Continuity is a likely prospect because the new pope was one of John Paul’s closest aides. Known as a staunch conservative, Benedict defended Catholic orthodoxy for many years as prefect of the Congregation of the Doctrine of the Faith. However, his record as the Vatican’s doctrinal chief must worry liberal Catholics who want to deal more flexibly with the secular world.
The swift conclusion of the conclave — which, unlike protracted sessions of the past, reportedly lasted 24 hours with only four rounds of voting — indicates that the Vatican remains united after the death of John Paul, who ruled the church for 26 years. Given his advanced age of 78, though, it appears that the role for the new pope may be a transitional one.
The fact that the new pontiff is a rigid conservative — some call him an “enforcer” of strict Catholic doctrine — makes it likely, if not probable, that he will take a harder line on contentious issues such as birth control, abortion and female priesthood. If this happens, efforts to reform the church may suffer a setback.
It is not constructive to draw lines between conservatives and reformists, for both sides face a common question: how to deal with changes in today’s society while protecting the Christian faith and doctrine. Fundamentally, the challenge for the new pope is to work toward greater harmony between religion and secularism.
Benedict is the second consecutive non-Italian to head the Vatican in the modern era. Nationality is no longer a decisive factor in a papal election. Given the global reach of Catholicism, particularly its growing influence in Latin America and Africa, what is required of the church is more, not less, internationalism. In this sense, the task for the new pope is to carry on with John Paul’s policies of peace diplomacy and global dialogue.
Benedict XV, who guided the church during the turbulent years of World War I, made great efforts to bring about peace, although his policy of strict neutrality was criticized by belligerents on both sides. Benedict — whose Greek origin means a “blessing” — is a fitting name for a pope in a world riven by war, terrorism, poverty, pollution and other grave problems.
John Paul, notwithstanding his strictly conservative stand on Christian doctrine, apologized for “mistakes” committed by the church in the past, such as the Crusades, the inquisition of heretics and the persecution of Jews. Widely traveled, he made more than 100 trips around the globe as pope. He promoted dialogue with other religions by reaching out to Muslims and Jews. He believed strongly that the new times required a modernization of Catholicism and reform of the church.
In the area of foreign relations, the new pope faces two daunting tasks that were left unfinished during the reign of his predecessor: One is to achieve reconciliation with the Russian Orthodox Church. The other is to restore diplomatic ties with China.
The Russian Orthodox Church, which is said to regard Catholic missionary work on its turf as reflecting the “expansionist policy” of the Roman Catholic Church, is calling for a reversal of that policy. It won’t be easy to resolve the millennium-long dispute between the Eastern and Western churches.

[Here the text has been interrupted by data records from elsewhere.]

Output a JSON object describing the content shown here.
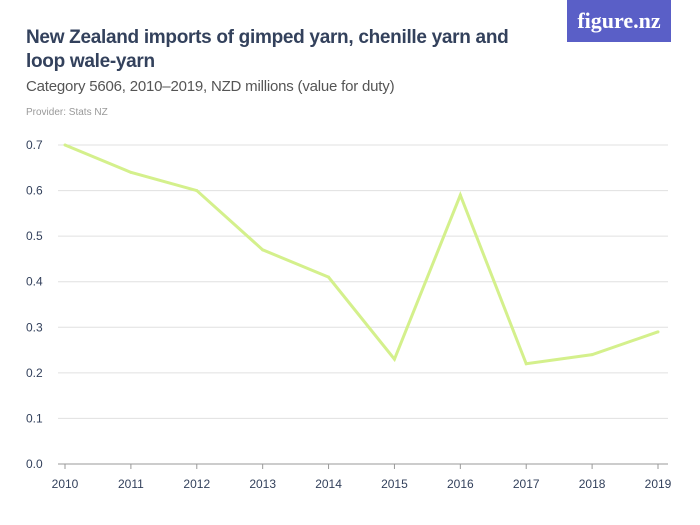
{
  "header": {
    "title": "New Zealand imports of gimped yarn, chenille yarn and loop wale-yarn",
    "subtitle": "Category 5606, 2010–2019, NZD millions (value for duty)",
    "provider": "Provider: Stats NZ",
    "logo": "figure.nz"
  },
  "colors": {
    "line": "#d4f08c",
    "grid": "#e0e0e0",
    "logo_bg": "#5a5fc7",
    "text": "#33415c"
  },
  "chart_data": {
    "type": "line",
    "title": "New Zealand imports of gimped yarn, chenille yarn and loop wale-yarn",
    "xlabel": "",
    "ylabel": "",
    "x": [
      2010,
      2011,
      2012,
      2013,
      2014,
      2015,
      2016,
      2017,
      2018,
      2019
    ],
    "series": [
      {
        "values": [
          0.7,
          0.64,
          0.6,
          0.47,
          0.41,
          0.23,
          0.59,
          0.22,
          0.24,
          0.29
        ]
      }
    ],
    "ylim": [
      0,
      0.7
    ],
    "yticks": [
      "0.0",
      "0.1",
      "0.2",
      "0.3",
      "0.4",
      "0.5",
      "0.6",
      "0.7"
    ],
    "grid": true
  }
}
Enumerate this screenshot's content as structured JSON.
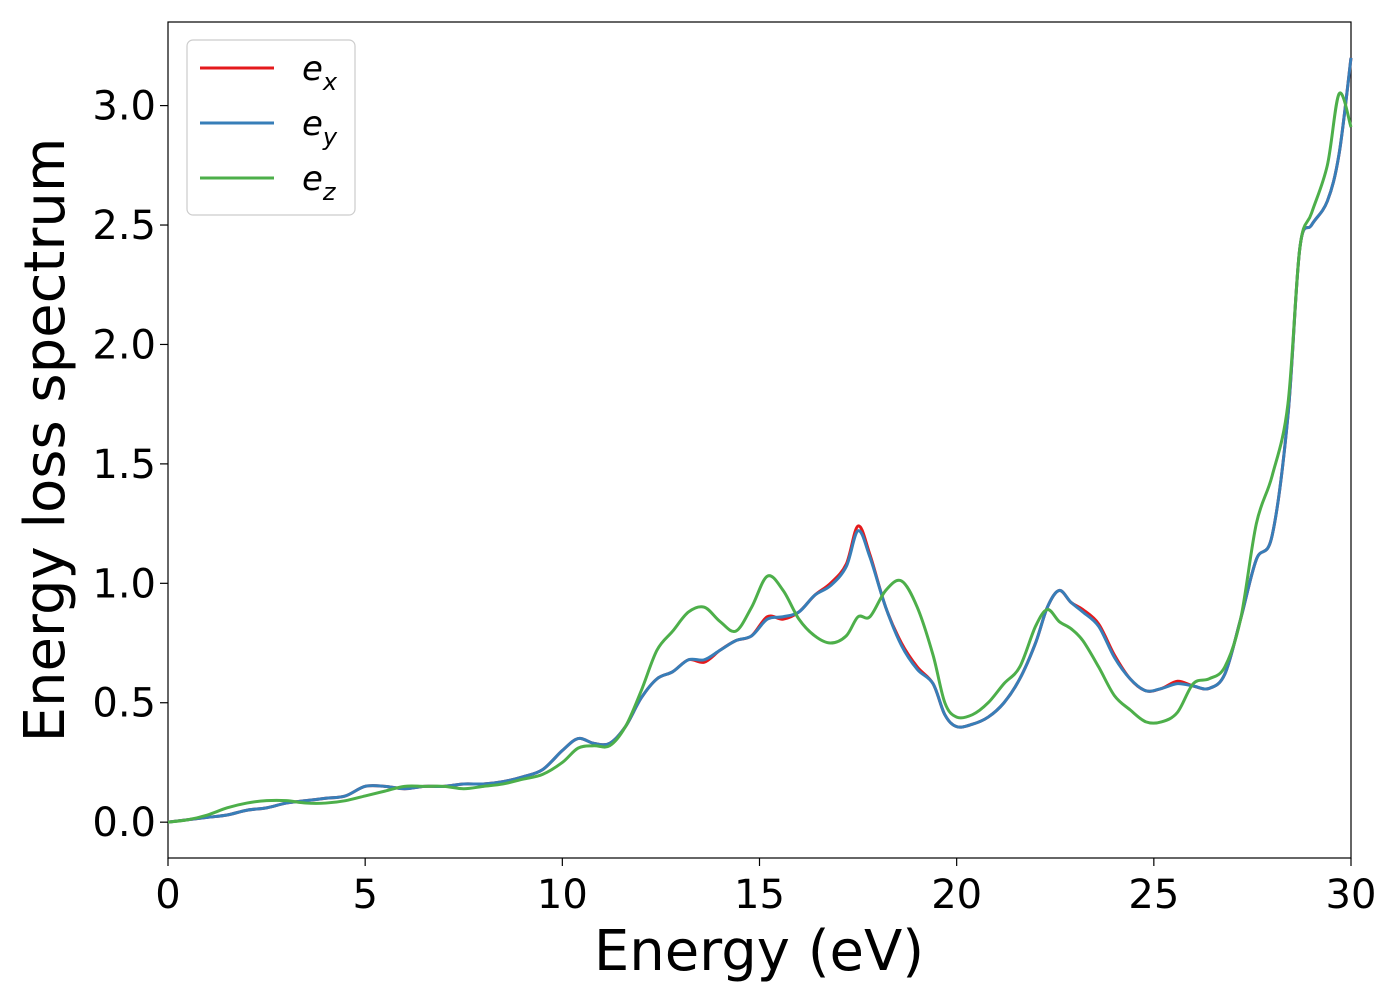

In China, meanwhile, Roman Catholic churches continue to conduct underground activities. Beijing is demanding that the Vatican sever its diplomatic ties with Taiwan as a condition for building relations with China.
Even more difficult to handle are the issues of bioscience and ethics. John Paul said the inquisition of Galileo, who had advanced the Copernican theory, was a mistake, but maintained a conservative view on ethical issues related to life and sex. For example, while appealing for an antipoverty campaign in Africa and other developing regions, he opposed contraception — considered a practical means of preventing the spread of AIDS — on the ground that “life must be respected.”
No cynicism or criticism is intended here. The point is that church modernization and reform — which John Paul strove to achieve — must not be allowed to stall. A positive attitude is also required in dealing with issues of science and religion.